As ações no sentido de alterar o quadro vigente, em todos os campos, são imprescindíveis e insubstituíveis. Mesmo assim, é fundamental que tenhamos todos a devida calma, permitindo que as mudanças ocorram e que elas sejam efetivas e adequadas. Para tanto, na expectativa da lucidez produtiva, há que se procurar inspiração onde quer que ela seja possível. Não há receitas milagrosas ou únicas, tampouco soluções prontas, para tratar desse justificável sentimento de ansiedade com o estado atual das coisas. Neste sentido, entre várias possíveis abordagens, o budismo pode ser contributivo na percepção da realidade, via o conceito chave de “impermanência”.
No budismo é assumido que “nada é permanente, a não ser a própria impermanência das coisas”. Assim, o conceito de impermanência está estritamente ligado ao da variância do mundo. Ou seja, nada é permanente ao longo do tempo. Tanto as causas como as condições se alteram constantemente e o seu resultado, inexoravelmente, também varia. Este complexo conceito dentro da tradição budista pode contribuir com a adequada percepção da realidade atual.
A impermanência, a partir da ótica budista, deve ser vista conectada a um outro conceito, a onisciência, conhecida como “a plena atenção”. A onisciência possibilitaria ao seu praticante perceber a impermanência do mundo e assim se libertar de apegos àquilo que em sua essência é variante, e, portanto, causa de sofrimento. Apesar das duas visões serem próximas, o fato de se introduzir o elemento de consciência no processo permite atingir a necessária percepção da variância do mundo.
Segundo o budismo, todos os fenômenos são impermanentes e nada no universo perdura para sempre, tudo se transforma continuamente e caminha para a própria dissolução. Consequentemente, é indicado não nos apegarmos demais às coisas, pois, afinal, todas as coisas são temporárias. O apego gerará, inevitavelmente, sofrimento, dado que nada perdura para sempre.

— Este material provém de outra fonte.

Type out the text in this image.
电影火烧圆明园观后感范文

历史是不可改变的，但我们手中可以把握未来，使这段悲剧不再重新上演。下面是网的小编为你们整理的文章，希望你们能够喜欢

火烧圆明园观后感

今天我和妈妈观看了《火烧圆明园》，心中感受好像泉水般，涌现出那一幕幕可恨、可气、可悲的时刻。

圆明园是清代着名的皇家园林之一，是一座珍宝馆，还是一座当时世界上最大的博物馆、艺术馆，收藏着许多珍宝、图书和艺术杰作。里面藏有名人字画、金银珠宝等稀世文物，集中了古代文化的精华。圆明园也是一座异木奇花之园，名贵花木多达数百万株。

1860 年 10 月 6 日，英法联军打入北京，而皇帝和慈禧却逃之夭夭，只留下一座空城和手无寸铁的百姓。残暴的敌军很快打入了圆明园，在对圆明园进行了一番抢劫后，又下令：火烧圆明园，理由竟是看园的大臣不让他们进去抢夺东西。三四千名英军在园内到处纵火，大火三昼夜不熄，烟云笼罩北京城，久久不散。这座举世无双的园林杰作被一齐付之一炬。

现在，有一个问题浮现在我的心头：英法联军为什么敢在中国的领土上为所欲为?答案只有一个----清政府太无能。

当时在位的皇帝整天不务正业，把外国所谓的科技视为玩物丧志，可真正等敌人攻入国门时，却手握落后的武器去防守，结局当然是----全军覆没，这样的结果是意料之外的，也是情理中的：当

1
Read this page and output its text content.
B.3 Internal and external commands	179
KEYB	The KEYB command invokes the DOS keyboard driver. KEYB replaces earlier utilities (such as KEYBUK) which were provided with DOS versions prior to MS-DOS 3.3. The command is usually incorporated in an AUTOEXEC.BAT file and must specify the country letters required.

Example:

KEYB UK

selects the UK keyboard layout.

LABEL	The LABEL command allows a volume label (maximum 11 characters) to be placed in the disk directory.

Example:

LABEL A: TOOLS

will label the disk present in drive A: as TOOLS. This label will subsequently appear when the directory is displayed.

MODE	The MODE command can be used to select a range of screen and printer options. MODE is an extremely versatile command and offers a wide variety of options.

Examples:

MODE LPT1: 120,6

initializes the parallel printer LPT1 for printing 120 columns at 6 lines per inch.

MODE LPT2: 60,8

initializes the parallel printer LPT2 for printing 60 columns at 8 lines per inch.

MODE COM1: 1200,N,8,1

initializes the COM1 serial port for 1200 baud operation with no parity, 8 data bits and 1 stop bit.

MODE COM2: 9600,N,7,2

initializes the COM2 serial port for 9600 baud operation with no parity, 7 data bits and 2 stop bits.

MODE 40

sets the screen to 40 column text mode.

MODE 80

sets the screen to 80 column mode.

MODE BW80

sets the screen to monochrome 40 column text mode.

Os pensamentos acima podem ser traduzidos em três níveis de reconhecimento, detalhados, de forma simples, da seguinte maneira: i) As coisas não duram, isto é, elas, constantemente, surgem e desaparecem. As coisas boas acabam e as coisas ruins acabam, bem como as coisas neutras também acabam; ii) As coisas se transformam, mesmo enquanto elas duram. Elas nunca são as mesmas, elas estão em constante alteração; iii) As coisas não têm sustentação plena ou continuidade absoluta. Embora elas pareçam surgir e se transformar, de fato, esses fenômenos se dão por causas que, por sua vez, também estão sujeitas a transformações e surgimentos-desaparecimentos. Não há uma substância subjacente permanente que perdure por trás de qualquer ocorrência. Claro que o budismo é muito mais profundo e complexo do que a simplificação superficial que este limitado espaço permite e que o autor, inexperiente no tema, alcança. A ideia, quase ingênua, é tentar contribuir para que a nossa quase generalizada angústia possa dar espaço a pensamentos racionais e a imprescindível esperança nas mudanças sempre em curso. Neste momento da história política do país o que mais precisamos é de racionalidade ativa. Que a inspiração, calcada na sabedoria budista, possa ser, eventualmente, útil. Afinal, são reflexões milenares sobre este universo, felizmente em constante transformação. Representações artísticas destes pensamentos podem ser encontradas em diversas obras. Unicamente como ilustração, destaco a canção “Como uma onda”, de Lulu Santos (1983). Quem tiver a oportunidade de rememorá-la agora perceberá que a arte pode ser mais eficiente do que todas estas palavras.